Notre théâtre est un théâtre de l'impossible ; il mène une lutte éperdument inutile contre le théâtre lui-même. C'est de cette tension continuelle que naissent les images qui le traversent, elles se rapportent au texte non pour créer des paraboles ou indiquer un mouvement dramaturgique mais pour se confronter à celui-ci de la manière la plus brutale la plus élémentaire ou la plus inadéquate ; en creusant jusqu'à l'effroi cet écart, elles témoignent d'une distance irréductible entre les composantes textuelles et les corps en présence. Les forces qui l'animent sont mues par la nécessité de rompre avec les représentations du monde telles qu'elles nous parviennent ; rupture avec la notion de représentation fondée sur la mimesis, avec l'illusion d'une responsabilité à l'égard de la parole parlante, avec l'idée d'un rassemblement qui parviendrait à faire œuvre – c'est au contraire le point de non rassemblement qui est à l'œuvre, la forme ouverte à son désœuvrement, la précarité d'une pensée incomplète et fragmentaire ; les images qui vont apparaître porteront le signe de ces ruptures en cours et à venir.

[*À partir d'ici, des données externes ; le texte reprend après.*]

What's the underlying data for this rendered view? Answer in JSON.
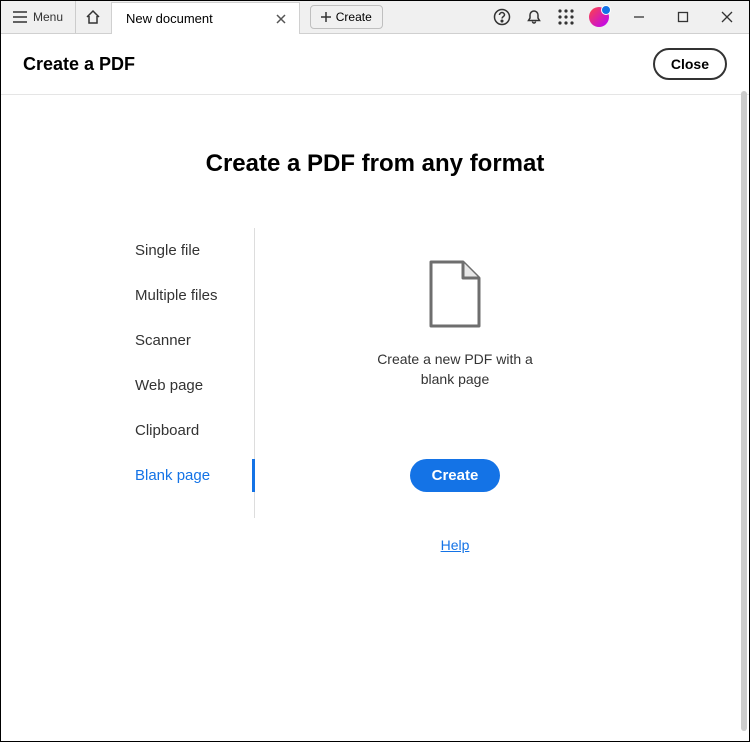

Un principe d'incertitude nous incite à ne pas (clôturer) retenir le sens dans un contenu représentatif, circonscrit, objectivé, à tenter de le mettre en mouvement dans son surgissement à même les formes du langage théâtral et la schématisation plastique des images. À distance souhaitée d'une logique intentionnelle, nous guettons l'endroit de l'indécision (imperfection), où la forme ne se fixe ni ne se laisse saisir, du non-respect des codes dramaturgiques. Du côté de la perte ou de l'oubli, la seule perspective signifiante est alors ce qui échappe au point de demeurer inaperçu.

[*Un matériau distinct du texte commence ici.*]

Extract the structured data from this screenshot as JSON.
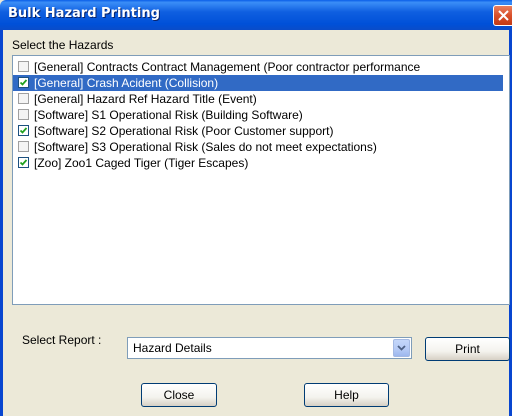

Notre théâtre repose sur un fond d'intranquillité ou d'instabilité chronique ; il se situe du côté de la perte du réel, du défaut de présence, du trouble, du dysfonctionnement. Ce dérèglement symptomatique le rapproche par certains aspects de notre réalité quotidienne, mais il ne cherche aucunement à rétablir un quelconque point d'équilibre ; il n'a d'obstination qu'à scruter l'ébranlement du réel par lequel se produit la faille d'une ouverture au monde.

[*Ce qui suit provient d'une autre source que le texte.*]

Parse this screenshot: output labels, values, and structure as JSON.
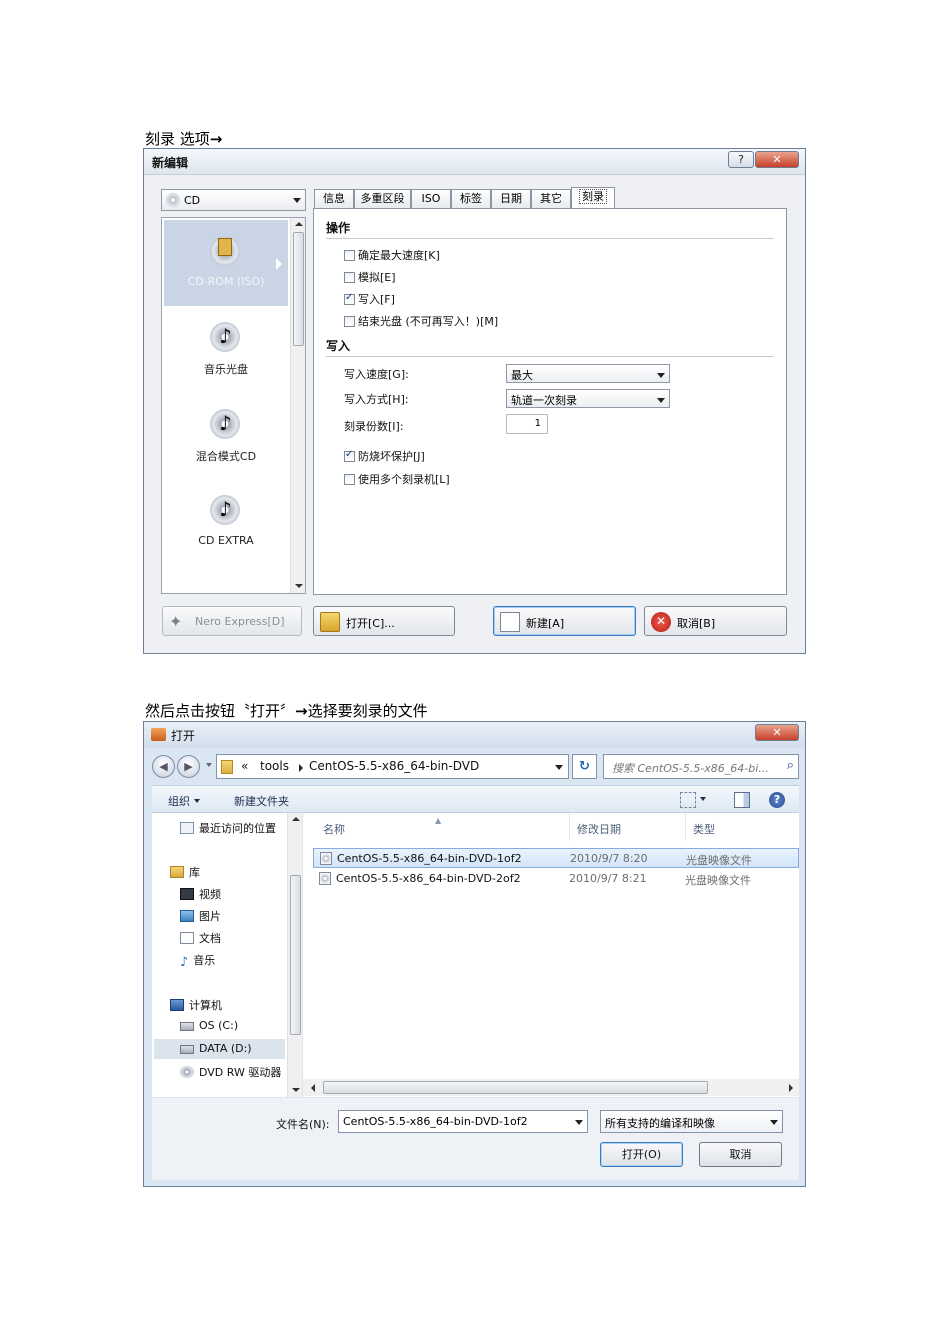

La représentation instable dissocie la parole et les corps, dans son impossibilité à rassembler des lambeaux épars en une unité cohérente, elle s'avance – mouvement désirant – vers une sorte de pulvérisation du sens où la répétition, la compulsion viennent affronter le vide, compenser un manque sur le mode obsessionnel ; elle conduit du fait de ces brisures vers la dérive des associations libres. Le sujet scénique – l'apparition du sens immanent à la représentation – est livré à l'errance vers son possible dévoilement.
Notre théâtre a le caractère destructeur. « Il démolit ce qui existe non par amour des décombres mais par amour des chemins qui les traversent. » 1
1 Walter Benjamin, le caractère destructeur.